A couple of posts ago, I mentioned that I tend to cross the wires of my biological Irish identity and my adoptive Jewish identity. I don't think there is any greater example of this than my obsession with the idea of a Jewish bar.
It is very likely that my biological father owned an Irish pub, and it is certain that I was conceived there, and I have been a patron of Irish pubs for my entire adult life. A lot of my identity as an Irish-American was developed in places like this, listening to Irish bands while drinking Irish whiskey. The Irish pub is one of the three great Irish-American institutions for preserving and continuing Irish culture, along with the family and the Catholic church, and arguably more important that the latter. A majority of Irish-American are not Catholic, and, for those that are, there aren't that many Catholic churches that cater to a specifically Irish-American patronage anymore.
Irish-Americans aren't alone in their relationship with bars. I have been to any number of German bars, Czech bars, Mexican bars, Russian vodka bars, and even a Canadian bar in Minneapolis named for Sergeant Preston of the Yukon. But I have never been to a Jewish bar, and searching for one online produced a series of dead ends, even after I filtered out stories about Bar Mitzvahs. I find a lot of stories about Jewish bar associations, followed by stories about the Bar Kochba revolt. The first story I found about a legitimately Jewish-themed bar is a troubling one, telling of Ukraine's Under the Golden Rose bar and restaurant, which is not owned by Jews. Instead, in the shadow of Lviv's destroyed Golden Rose Synagogue, patrons wear Jewish costumes, drink cocktails with names like "The Funny Jew," and haggle over the price of their meal. This is not a Jewish bar, it's an antisemetic bar where patrons participate in a grotesque satire of Jewishness.
I understand why Jews are a bit skittish about the idea of a Jewish bar. For one thing, we do not like to be associated with drunkenness, and there are ample number of Yiddish phrases that demonstrate our distaste for binge drinking, including the song "Shikker is a Goy," that literally insists that drunks are non-Jews.
This is, of course, a bit of playacting on our part, as Jews like to drink as much as anybody. I was briefly in a Jewish fraternity, and can testify that the membership was anything but a gang of teetotalers. My favorite joke about alcohol comes courtesy of Jewish comic Joe E. Lewis, whose gentle inebriation was the basis for Dean Martin's post-Jerry Lewis persona -- one must wonder how many Jewish Lewises Martin based his career on. Here is Joe E. Lewis's quote: "I always wake up at the crack of ice."
Beyond that, Jews have a long history of owning vineyards, breweriess, and saloons, once dominating the business in parts of Eastern Europe, including northwest Russia, where Jews owned a reported 80 percent of the saloons. They brought this trade to America, including active participation in bootlegging during Prohibition, and all this is documented in the book "Jews and Booze" by Marni Davis. Additionally, there were bars that were largely patronized by Jews, such as the delightfully named Pink Elephant Lounge at Grossinger's Catskill's Resort, which was actually pink, and was patronized by Jews enjoying a Borscht Belt getaway. But none of these places fulfilled the function of a contemporary ethnic bar, where the the music, the bar food, the drinks, the events, and even the decoration fuse nostalgia with innovation, preserving (and often mythologizing) the past while allowing patrons to indulge and investigate their ethnic identity.
I suppose there are a few institutions that already do this for Jews. The synagogue, certainly, although that is a largely useless institution for the majority of American Jews whose identity is mostly secular. Delicatessens do a lot of the work, and, as much as I might say my Irish-American identity was created in Irish pubs, a lot of my Jewish identity came from delicatessens. For years I was a regular at Nate 'n Al's in Beverly Hills and, less frequently, Canter's Delicatessen on Fairfax, and sill go to both when I am in Los Angeles.
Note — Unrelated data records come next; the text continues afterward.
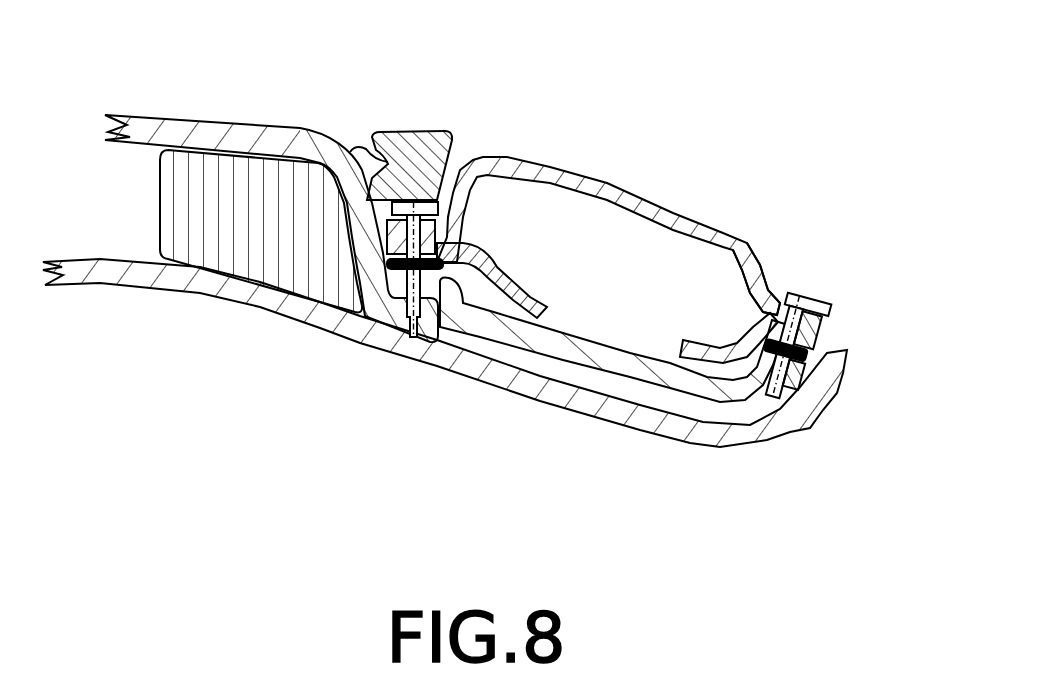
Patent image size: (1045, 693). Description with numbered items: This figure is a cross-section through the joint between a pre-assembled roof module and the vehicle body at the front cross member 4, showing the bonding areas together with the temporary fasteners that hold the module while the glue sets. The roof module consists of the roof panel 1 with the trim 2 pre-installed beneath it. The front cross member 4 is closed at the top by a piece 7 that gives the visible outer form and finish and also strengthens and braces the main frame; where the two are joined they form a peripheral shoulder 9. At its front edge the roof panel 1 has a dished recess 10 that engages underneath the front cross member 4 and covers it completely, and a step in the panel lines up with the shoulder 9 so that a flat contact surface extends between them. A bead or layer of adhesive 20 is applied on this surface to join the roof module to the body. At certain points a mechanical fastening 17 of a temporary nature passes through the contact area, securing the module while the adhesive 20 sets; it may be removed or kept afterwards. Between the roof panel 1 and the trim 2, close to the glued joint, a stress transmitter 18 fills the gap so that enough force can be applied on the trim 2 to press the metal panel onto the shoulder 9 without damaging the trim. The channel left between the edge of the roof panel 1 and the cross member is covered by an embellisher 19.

The roof panel 1 is at (165, 130).
The trim 2 is at (728, 437).
The front cross member 4 is at (512, 273).
The piece 7 is at (640, 200).
The peripheral shoulder 9 is at (778, 317).
The dished recess 10 is at (553, 343).
The mechanical fastening 17 is at (418, 203).
The stress transmitter 18 is at (268, 188).
The embellisher 19 is at (383, 137).
The adhesive 20 is at (442, 260).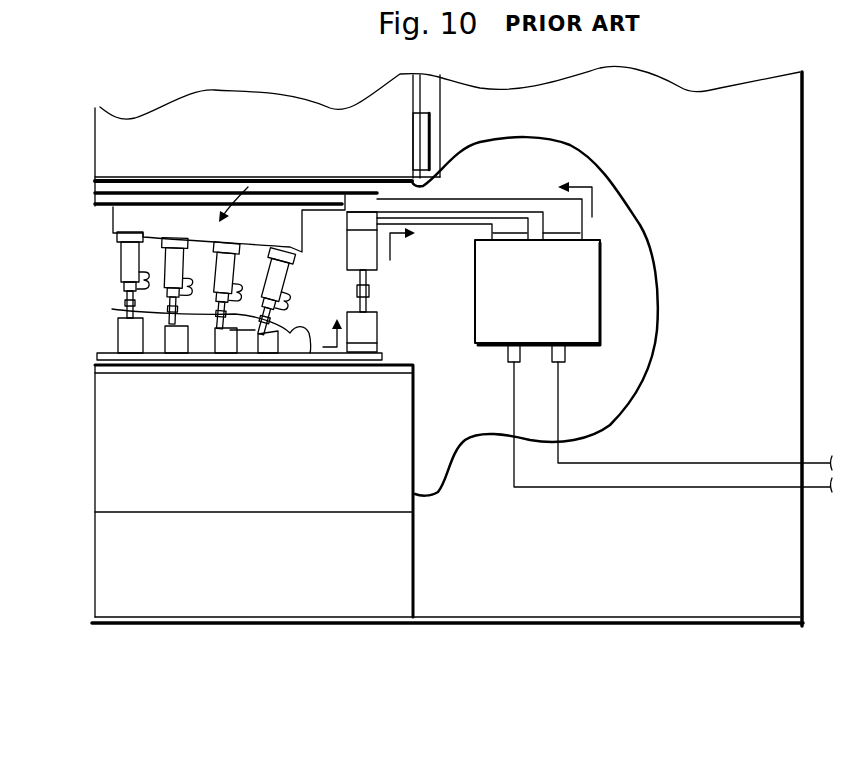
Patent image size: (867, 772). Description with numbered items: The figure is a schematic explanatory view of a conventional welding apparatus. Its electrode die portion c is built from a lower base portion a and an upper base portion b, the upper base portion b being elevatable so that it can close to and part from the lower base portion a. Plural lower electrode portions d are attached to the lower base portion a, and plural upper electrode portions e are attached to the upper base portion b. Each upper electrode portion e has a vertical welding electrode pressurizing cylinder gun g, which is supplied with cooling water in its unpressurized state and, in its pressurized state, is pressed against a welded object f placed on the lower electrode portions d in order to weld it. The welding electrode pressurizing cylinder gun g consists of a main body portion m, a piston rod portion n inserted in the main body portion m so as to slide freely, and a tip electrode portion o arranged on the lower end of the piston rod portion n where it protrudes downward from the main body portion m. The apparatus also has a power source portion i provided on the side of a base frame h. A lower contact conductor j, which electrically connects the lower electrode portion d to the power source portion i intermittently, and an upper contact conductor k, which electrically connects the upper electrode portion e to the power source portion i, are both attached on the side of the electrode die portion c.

I would say I got most of my ideas about what it means to be an old Jewish man from my fellow patrons there, and, as I work my way toward becoming an old Jewish man, they are still my model.
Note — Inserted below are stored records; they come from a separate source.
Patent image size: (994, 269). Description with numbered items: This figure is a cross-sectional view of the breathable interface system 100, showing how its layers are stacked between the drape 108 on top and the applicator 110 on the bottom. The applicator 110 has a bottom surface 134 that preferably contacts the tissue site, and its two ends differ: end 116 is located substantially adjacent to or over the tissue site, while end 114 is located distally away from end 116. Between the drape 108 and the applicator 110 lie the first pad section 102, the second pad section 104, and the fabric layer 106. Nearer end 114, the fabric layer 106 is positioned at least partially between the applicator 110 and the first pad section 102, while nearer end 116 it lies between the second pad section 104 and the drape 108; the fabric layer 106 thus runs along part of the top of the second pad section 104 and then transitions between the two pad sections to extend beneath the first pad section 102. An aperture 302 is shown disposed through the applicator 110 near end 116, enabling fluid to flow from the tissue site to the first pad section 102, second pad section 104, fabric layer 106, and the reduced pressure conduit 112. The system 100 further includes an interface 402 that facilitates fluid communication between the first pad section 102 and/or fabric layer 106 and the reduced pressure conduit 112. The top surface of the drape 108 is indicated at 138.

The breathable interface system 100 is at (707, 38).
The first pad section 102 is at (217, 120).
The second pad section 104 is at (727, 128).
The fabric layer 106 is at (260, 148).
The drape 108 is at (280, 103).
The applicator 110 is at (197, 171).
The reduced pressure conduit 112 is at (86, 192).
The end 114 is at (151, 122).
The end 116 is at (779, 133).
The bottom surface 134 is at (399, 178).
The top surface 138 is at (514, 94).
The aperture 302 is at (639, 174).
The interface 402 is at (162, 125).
Delis are on the decline, but they did a lot for Jews that pubs do for the Irish, including nostalgie. There was an entire room dedicated to Yiddish stage actress Molly Picon at the Second Avenue Deli, which has now been integrated into the rest of the restaurant -- next time I am in New York, I shall make a pilgrimage here. And what Irish whiskey is to the Irish, a good rye bread is to Jews, so it makes sense that we would converge around the deli.
But it's not the same. You don't go to a deli to hear a band, you don't take a date dancing at a deli, you don't play trivia games at a deli, and you certainly don't go to a deli for a drink. I may be the only one who feels this gap in the American Jewish experience, but I feel it keenly, and so I spend a lot of time fantasizing about what a Jewish pub would be like. And so we'll come back to this subject in future posts, in which I will discuss what I would serve as cocktails there, what music I would program, what bar food I would offer, and whatever else occurs to me. Because if I am going to sit down and speak Yiddish anywhere, it's probably going to be in a bar.